TEXTO TURÍSTICO CULTURAL QUE CIERRA LA JORNADA

Nueva Zelanda es la antípoda de España.
Los maorís la llamaron Aotearoa (Ao Tea Roa) que significa Tierra de Nubes Blancas.
Moneda: dólar neozelandés. (Generalmente no aceptan dólares estadounidenses).
Deciros que tanto en Nueva Zelanda como en Australia pagamos con tarjeta bancaria por lo que nos despreocupamos completamente del tema del cambio de divisa.

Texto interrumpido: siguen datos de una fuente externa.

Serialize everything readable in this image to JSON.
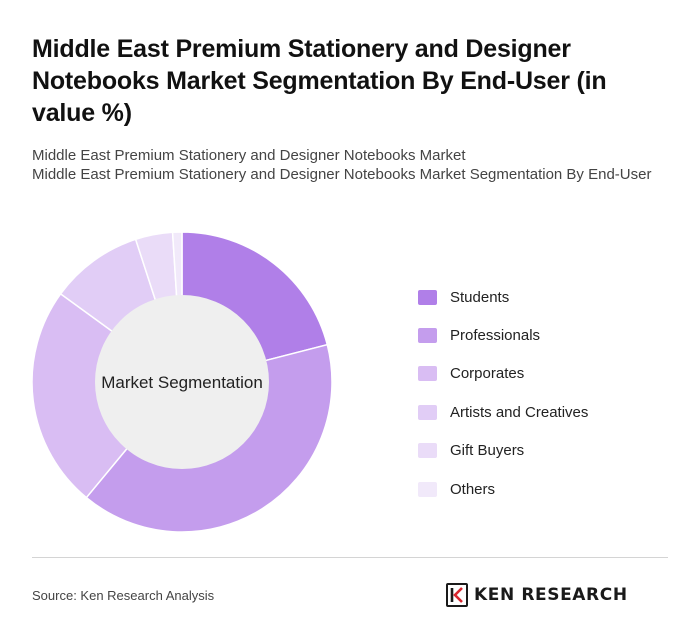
{
  "page": {
    "title": "Middle East Premium Stationery and Designer Notebooks Market Segmentation By End-User (in value %)",
    "subtitle_line1": "Middle East Premium Stationery and Designer Notebooks Market",
    "subtitle_line2": "Middle East Premium Stationery and Designer Notebooks Market Segmentation By End-User",
    "source": "Source: Ken Research Analysis",
    "brand": "KEN RESEARCH"
  },
  "chart_data": {
    "type": "pie",
    "center_label": "Market Segmentation",
    "categories": [
      "Students",
      "Professionals",
      "Corporates",
      "Artists and Creatives",
      "Gift Buyers",
      "Others"
    ],
    "values": [
      21,
      40,
      24,
      10,
      4,
      1
    ],
    "colors": [
      "#b07fe8",
      "#c49ded",
      "#d9bdf3",
      "#e1cdf6",
      "#eadcf8",
      "#f1e9fa"
    ],
    "legend_position": "right"
  }
}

Tauranga se encuentra en la desembocadura de un gran puerto natural que domina la costa este de Bay of Plenty (Bahía de la Abundancia)
Tauranga se traduce del maorí como Puerto Seguro.
La fuente de la ingresos de la ciudad es el turismo.
Las playas se ven invadidas por los surfistas.